Naram and Shallah were unshackled and ran forward. Metal harnesses were locked to their bodies. Long wire lines ran from these harnesses to ringbolts in the forecastle deck.

The two Swimmers dived fearlessly into the foaming waters. The wire lines tautened and Carse glimpsed the heads of the two bobbing like corks as they swam smoothly ahead of the galley into the roaring Banks.

“You see?” said Boghaz. “They feel out the channel. They can guide a ship through anything.”

To the slow beat of the drum the black galley forged into the broken water.

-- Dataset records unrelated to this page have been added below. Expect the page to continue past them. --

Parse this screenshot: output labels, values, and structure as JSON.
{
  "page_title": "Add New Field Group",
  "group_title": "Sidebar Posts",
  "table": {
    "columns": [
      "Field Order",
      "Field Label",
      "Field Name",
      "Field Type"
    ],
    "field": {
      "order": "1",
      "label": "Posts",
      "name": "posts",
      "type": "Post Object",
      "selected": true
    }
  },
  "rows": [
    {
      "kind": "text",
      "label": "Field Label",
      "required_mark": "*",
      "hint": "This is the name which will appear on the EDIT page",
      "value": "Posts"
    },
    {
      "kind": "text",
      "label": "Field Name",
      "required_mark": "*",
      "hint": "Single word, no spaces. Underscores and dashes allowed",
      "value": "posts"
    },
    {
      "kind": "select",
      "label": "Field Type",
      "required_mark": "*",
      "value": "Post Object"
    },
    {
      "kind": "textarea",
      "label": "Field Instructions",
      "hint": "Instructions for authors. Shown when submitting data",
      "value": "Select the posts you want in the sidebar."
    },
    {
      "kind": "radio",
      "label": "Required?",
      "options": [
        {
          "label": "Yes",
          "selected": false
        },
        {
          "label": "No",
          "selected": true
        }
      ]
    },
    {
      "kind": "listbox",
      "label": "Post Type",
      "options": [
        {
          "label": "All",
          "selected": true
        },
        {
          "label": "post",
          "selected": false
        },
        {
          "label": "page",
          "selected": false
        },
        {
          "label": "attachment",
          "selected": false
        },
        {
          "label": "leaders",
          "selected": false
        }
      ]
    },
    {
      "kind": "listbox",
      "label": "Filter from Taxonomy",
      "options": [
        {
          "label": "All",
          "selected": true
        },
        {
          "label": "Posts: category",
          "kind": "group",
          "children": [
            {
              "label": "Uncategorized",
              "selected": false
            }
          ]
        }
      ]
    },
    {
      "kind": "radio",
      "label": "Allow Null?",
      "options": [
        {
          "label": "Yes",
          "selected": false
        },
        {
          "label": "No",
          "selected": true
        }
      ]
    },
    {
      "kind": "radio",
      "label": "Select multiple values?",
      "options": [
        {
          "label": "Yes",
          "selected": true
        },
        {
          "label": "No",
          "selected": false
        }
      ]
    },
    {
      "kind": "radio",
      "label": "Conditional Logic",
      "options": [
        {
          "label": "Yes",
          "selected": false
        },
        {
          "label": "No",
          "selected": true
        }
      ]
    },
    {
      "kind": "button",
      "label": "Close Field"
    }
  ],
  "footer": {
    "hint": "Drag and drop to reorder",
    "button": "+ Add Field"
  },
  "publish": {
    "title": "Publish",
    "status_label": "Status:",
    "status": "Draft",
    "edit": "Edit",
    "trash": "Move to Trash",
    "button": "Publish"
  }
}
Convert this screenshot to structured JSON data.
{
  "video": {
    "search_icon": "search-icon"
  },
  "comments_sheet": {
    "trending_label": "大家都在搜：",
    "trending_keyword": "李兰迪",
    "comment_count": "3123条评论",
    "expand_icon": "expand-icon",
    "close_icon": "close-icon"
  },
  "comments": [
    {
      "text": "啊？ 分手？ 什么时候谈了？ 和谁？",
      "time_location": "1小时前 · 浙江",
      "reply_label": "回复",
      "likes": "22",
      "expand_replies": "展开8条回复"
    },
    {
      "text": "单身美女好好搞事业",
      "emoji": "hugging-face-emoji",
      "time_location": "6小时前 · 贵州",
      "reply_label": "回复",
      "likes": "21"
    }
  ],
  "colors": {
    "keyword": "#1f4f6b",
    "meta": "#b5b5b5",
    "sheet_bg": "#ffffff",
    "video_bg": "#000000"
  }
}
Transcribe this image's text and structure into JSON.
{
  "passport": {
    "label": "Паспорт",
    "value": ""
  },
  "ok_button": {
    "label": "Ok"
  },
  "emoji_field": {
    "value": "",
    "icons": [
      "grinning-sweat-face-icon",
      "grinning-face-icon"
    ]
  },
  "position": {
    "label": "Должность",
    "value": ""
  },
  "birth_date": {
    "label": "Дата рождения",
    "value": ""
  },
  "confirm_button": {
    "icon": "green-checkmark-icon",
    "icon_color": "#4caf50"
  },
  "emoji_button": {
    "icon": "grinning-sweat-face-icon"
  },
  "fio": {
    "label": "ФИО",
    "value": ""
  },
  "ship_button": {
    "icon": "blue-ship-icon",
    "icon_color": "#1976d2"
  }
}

Ywain stood, hair flying in the breeze and hauberk shining, by the man at the tiller. She and Scyld peered closely ahead. The rough waters shook along the keel with a hiss and a snarl and once an oar splintered on a rock but they crept on safely.

It was a long slow weary passage. The sun rose toward the zenith. There was an aching tension aboard the galley.

Carse only dimly heard the roar of breakers as he and Boghaz labored at their oar. The fat Valkisian was groaning ceaselessly now. Carse’s arms felt like lead, his brain seemed clamped in steel.

At last the galley found smooth water, shot clear of the Banks. Their dull thunder came now from astern. The Swimmers were hauled back in.

Ywain glanced down into the oar pit for the first time, at the staggering slaves.